Dead End in Norvelt

 

Dead End in Norvelt

352 pages for middle grade readers and beyond

Summer has finally come, but nothing is going as Jack had planned. His vacation freedom is quickly lost when he is grounded “grounded for life” for accidentally discharging the rifle his father brought home as a souvenir of WWII.  The blast from the gun caused his elderly neighbor to drop her hearing aid into the toilet and so the only thing he will be allowed to do is to help her.  At first helping Miss Volker seems like torture – after all he has to be there at 5:30 am -, but he quickly realizes it might be the only way he will survive the summer.

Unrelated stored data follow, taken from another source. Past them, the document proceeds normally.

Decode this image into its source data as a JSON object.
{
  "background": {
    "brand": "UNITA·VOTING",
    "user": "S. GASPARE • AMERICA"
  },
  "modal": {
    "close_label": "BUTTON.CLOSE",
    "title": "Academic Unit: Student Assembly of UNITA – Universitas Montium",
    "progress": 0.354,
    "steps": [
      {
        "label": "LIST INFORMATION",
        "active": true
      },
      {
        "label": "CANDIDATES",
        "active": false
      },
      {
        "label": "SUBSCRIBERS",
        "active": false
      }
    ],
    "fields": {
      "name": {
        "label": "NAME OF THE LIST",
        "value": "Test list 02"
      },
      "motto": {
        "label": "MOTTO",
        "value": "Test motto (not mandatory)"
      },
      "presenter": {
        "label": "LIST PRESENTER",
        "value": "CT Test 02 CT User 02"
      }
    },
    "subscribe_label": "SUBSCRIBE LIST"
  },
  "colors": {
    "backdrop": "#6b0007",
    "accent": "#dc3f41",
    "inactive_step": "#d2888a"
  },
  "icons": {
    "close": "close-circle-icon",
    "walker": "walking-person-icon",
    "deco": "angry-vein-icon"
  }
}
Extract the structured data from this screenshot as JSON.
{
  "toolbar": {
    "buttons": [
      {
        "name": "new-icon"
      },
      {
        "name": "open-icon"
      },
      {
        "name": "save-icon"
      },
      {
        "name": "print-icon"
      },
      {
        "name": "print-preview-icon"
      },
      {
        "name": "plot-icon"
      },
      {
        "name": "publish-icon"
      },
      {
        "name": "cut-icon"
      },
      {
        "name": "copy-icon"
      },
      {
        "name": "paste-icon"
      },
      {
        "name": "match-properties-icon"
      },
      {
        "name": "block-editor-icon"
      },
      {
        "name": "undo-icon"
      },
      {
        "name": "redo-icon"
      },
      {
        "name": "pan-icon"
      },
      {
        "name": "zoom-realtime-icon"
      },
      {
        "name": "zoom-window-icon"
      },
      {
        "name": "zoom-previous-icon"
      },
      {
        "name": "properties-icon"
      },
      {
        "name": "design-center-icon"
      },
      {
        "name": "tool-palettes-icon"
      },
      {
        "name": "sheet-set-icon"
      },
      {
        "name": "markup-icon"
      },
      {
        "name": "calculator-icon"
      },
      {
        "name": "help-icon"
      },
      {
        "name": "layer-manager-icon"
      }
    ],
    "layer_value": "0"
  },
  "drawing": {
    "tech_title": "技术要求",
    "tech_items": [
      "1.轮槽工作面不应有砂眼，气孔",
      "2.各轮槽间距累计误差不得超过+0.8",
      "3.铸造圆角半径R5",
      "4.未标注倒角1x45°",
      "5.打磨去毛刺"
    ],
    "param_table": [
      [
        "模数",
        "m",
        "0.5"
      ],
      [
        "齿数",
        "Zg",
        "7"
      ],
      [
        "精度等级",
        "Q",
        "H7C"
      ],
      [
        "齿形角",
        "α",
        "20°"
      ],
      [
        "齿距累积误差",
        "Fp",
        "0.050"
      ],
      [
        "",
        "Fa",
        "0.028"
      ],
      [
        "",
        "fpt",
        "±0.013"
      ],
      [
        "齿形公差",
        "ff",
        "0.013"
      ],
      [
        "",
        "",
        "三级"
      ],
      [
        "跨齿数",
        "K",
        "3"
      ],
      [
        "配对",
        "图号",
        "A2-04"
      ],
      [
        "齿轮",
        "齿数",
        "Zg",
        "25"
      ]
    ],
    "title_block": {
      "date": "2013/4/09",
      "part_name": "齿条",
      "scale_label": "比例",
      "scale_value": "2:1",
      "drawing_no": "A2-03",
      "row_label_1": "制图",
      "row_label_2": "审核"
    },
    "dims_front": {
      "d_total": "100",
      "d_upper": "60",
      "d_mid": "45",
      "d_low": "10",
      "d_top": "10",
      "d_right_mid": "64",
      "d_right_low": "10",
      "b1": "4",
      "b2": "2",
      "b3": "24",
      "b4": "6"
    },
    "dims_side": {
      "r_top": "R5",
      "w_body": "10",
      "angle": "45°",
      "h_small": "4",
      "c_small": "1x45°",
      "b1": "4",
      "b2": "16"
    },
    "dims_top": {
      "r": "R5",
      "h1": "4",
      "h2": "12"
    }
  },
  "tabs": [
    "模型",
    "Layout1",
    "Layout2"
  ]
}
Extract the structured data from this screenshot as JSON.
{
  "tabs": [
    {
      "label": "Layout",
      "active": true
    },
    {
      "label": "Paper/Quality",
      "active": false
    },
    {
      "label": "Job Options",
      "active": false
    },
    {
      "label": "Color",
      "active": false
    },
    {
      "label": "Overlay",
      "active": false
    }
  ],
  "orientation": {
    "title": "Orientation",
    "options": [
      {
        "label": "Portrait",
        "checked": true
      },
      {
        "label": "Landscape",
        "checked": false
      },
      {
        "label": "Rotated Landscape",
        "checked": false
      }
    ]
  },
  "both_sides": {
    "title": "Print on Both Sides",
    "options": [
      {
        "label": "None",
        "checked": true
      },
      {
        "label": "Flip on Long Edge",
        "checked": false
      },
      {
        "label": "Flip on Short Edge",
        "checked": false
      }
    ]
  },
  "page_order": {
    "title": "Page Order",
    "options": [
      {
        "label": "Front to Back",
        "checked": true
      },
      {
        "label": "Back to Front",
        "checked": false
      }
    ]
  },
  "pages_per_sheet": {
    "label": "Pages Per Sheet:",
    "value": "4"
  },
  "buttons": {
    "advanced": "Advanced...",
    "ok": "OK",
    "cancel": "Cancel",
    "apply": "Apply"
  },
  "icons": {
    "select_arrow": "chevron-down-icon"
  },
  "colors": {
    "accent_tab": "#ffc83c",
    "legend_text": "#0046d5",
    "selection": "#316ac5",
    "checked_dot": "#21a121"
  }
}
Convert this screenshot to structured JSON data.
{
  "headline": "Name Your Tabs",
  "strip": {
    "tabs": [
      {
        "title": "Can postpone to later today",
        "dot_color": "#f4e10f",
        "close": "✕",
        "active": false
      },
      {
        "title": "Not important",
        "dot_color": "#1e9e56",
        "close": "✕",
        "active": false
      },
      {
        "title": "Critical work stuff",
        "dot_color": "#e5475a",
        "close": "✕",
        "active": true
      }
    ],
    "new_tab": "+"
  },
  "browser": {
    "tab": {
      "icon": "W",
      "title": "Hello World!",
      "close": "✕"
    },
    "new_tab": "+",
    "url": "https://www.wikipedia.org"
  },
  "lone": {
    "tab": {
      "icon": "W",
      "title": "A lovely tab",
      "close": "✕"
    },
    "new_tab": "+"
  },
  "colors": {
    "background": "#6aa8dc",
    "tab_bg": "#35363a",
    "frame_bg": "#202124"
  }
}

Miss Volker cannot write because of her arthritic hands, but she is the author of the town’s obituaries and the keeper of the town’s history and someone must tell the story.  Jack becomes her scribe.  He doesn’t think there’ll be much to do, but soon it becomes apparent that all is not as it should be.  Not only are the original residents dying off at an alarming rate, but the town of Norvelt itself, may be nearing its end.

History, obituaries, nose-bleeds, Hell’s Angels, Eleanor Roosevelt, Girl Scout cookies and a homemade airplane combine to create a laugh-out-loud story that will make you think and wonder.  It has a serious side too.  How do promises get made and twisted?  What is the importance of history and how do we know and understand it?  How do communities work?  Can you every really be alone and disconnected?

Jack Gantos has combined truth and fiction to present you with an interesting view of small town life in the early 1960’s – an time of change.  It is interesting to me to come to the end of Dead End in Norvelt and realize that my life has now become historical fiction.  All three of the books selected by the Newbery committee this year are set in the time when communism was on our mind as the evil opposite of democracy.  It has been interesting for me to read and wonder at how that mystique was created and to wonder what is being created now.  Vietnam was the war of my youth.  Afghanistan is the war now.  What things change, and what things stay the same?